I am being completely honest when I say that I cannot think of something even small that I may have done. It hasn't been an abrupt change, it has been a slow but ever increasing distance.
@zzattaqwa (1)
• Malaysia
19 Jun 07
How bad situations go, she is still your beloved sister! Please gave her sometime to think and ponder. What I can say that she is not matured enough even got married. On your side, just keep cool and keep in touch may be once a month. There is a TIME when ONE DAY she will be looking for YOU ! In real life, the sun is not shining all day long. Late evening the sun has to set, and the moon takes its place. We hope that your family problem will be over soon !
1 person likes this
@pilbara (1436)
• Australia
19 Jun 07
Thank you for your response. My sister is 37 years old, she's been married for 10 years and with her partner for 15. The circumstances I am talking about have been going on for about that long. I don't see more time as being the answer. I am not disowning her or anything like that and if she truly needed me I would be there for her as I have been many times in the past - before her husband whenever she broke up with anyone it was my shoulder she used, when she went overseas I sent her extra money when she needed it. When she left home and wanted to move to where I was I let her stay with me and so on and so on.
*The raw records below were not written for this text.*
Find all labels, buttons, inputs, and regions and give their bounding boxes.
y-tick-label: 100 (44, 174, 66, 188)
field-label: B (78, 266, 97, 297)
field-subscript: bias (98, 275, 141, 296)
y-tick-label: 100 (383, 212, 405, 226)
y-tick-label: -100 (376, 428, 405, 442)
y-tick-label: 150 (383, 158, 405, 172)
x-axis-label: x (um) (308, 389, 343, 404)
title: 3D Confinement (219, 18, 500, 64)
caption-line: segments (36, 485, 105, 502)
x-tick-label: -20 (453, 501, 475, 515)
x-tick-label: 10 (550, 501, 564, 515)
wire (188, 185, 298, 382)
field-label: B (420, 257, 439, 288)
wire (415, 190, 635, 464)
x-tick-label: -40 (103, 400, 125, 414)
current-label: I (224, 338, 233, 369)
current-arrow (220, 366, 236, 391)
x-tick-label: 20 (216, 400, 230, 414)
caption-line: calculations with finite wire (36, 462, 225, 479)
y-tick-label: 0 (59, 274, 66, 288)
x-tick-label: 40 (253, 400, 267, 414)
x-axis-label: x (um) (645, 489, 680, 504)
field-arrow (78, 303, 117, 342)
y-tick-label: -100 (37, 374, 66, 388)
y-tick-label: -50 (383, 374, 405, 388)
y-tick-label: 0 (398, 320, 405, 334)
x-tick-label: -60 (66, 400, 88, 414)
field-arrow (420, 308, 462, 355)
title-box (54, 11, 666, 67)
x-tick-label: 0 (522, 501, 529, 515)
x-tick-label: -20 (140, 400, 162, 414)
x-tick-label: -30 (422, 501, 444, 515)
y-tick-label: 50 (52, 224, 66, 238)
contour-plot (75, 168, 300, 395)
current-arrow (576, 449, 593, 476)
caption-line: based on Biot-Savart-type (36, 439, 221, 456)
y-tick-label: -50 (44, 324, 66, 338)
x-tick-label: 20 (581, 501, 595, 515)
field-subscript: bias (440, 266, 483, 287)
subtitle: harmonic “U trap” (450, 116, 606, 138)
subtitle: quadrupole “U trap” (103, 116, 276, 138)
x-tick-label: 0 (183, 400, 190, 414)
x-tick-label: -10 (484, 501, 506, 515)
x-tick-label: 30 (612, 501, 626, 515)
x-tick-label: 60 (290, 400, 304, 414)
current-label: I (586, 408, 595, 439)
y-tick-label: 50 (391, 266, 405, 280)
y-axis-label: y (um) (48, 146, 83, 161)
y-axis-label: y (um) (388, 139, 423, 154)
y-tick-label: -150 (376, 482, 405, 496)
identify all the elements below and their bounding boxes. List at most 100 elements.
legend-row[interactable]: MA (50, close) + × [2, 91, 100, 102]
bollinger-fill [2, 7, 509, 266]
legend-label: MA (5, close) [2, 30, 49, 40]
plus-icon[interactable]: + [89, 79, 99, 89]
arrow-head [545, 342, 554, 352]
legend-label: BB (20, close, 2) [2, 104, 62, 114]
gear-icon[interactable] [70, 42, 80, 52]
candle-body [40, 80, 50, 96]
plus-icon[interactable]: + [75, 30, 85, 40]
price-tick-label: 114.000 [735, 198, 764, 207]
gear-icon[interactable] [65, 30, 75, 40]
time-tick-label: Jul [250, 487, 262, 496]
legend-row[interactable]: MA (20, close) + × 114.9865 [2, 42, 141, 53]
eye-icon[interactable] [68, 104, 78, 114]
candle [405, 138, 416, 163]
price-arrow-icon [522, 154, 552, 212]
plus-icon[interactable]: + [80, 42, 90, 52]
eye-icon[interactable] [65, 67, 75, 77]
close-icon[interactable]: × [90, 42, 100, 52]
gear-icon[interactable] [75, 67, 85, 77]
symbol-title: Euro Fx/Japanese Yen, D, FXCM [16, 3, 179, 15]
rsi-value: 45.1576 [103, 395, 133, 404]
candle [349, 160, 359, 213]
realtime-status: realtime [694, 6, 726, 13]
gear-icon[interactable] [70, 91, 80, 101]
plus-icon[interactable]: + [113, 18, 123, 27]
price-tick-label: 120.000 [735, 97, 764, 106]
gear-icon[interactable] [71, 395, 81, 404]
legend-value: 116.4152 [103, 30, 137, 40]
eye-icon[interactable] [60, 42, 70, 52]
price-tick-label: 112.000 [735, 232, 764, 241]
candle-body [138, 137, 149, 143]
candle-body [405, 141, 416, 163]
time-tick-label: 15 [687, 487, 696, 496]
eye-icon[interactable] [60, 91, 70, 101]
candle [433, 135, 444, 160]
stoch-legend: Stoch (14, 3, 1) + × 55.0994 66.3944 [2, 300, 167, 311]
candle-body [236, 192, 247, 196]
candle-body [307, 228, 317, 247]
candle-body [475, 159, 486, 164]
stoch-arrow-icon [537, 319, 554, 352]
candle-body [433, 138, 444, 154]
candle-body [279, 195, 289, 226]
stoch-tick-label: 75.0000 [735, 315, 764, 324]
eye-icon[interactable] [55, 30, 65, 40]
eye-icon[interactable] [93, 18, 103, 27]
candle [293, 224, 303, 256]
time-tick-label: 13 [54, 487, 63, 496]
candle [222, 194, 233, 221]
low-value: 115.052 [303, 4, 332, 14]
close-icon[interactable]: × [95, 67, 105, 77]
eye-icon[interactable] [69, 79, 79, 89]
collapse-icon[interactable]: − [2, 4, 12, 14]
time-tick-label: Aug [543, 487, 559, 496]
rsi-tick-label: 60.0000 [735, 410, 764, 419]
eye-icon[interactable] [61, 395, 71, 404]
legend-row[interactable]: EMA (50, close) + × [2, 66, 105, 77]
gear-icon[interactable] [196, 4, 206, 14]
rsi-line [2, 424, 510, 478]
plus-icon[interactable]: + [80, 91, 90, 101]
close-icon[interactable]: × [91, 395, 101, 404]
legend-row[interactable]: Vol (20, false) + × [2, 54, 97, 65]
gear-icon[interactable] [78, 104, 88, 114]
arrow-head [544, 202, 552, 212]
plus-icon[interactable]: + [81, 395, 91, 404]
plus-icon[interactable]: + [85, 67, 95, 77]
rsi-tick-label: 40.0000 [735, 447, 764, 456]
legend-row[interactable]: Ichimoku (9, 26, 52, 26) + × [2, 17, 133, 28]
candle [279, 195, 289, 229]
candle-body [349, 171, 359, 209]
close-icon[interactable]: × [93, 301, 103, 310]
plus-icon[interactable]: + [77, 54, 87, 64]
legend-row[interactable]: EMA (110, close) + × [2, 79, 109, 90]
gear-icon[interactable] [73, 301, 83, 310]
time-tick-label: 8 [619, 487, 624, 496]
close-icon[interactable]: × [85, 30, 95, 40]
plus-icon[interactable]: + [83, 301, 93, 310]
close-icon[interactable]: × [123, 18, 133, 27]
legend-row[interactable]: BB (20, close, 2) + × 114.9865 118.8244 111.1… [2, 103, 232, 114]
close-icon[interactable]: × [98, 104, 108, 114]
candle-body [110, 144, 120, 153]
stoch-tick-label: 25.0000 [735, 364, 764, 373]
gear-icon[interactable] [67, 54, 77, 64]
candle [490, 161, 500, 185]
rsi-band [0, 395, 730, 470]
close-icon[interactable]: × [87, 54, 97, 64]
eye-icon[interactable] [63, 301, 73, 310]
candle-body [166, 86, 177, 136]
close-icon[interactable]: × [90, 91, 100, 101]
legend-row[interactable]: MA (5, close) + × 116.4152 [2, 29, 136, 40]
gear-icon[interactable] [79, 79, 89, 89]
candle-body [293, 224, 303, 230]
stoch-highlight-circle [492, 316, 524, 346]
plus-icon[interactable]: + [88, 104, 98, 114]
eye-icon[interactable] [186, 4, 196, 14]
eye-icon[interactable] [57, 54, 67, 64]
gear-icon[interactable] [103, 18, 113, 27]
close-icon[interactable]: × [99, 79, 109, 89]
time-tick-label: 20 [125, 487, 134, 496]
All of that seems so long ago that it's meaningless.
@sweetaspie52 (2359)
• United States
19 Jun 07
I have two brothers that way my oldest brother hinks he is too good for the family and we really never had a brother and sister relationship since I was born my youngest brother and I talk once in a great while so I do understand some of what you are saying I pary for them everynight and their families and I thank God that they are part of my family and my prayers will be with you so that things might change between the two of you
@shemah (840)
• Malaysia
19 Jun 07
i honestly don't think you are out of line. If my sister behaved like that, i would feel the same way. I think if I behaved like that (since I'm the one who's married) my elder sister would really confront me about it too. Usually people distance themselves from their loved ones when they have problems that they're afraid to share with their loved ones.
Anyhow, i hope you and your sister manage to settle things up. I hope that you tell her exactly how you feel.. even if it is over the phone (once you get ahold of her, that is). I wish you all the best! :)
@sweetmimzim3 (261)
• United States
19 Jun 07
Your frustration is warranted...your idea to not be the only one to show effort is right. If you had a boyfriend that showed no effort you'd dump them. I think anyone in your life that causes you that much strife you need to back off...if they don't put any effort after that...don't feel guilty...it's not you.
I have learned to live life for myself. My family chose to live a life that doesn't include me...and frankly I'm better off for it. I call them toxic relationships...and they are the ones you are better off without. It feels cold, and I am not a cold person...but I don't want anyone in my life that will cause me undo stress.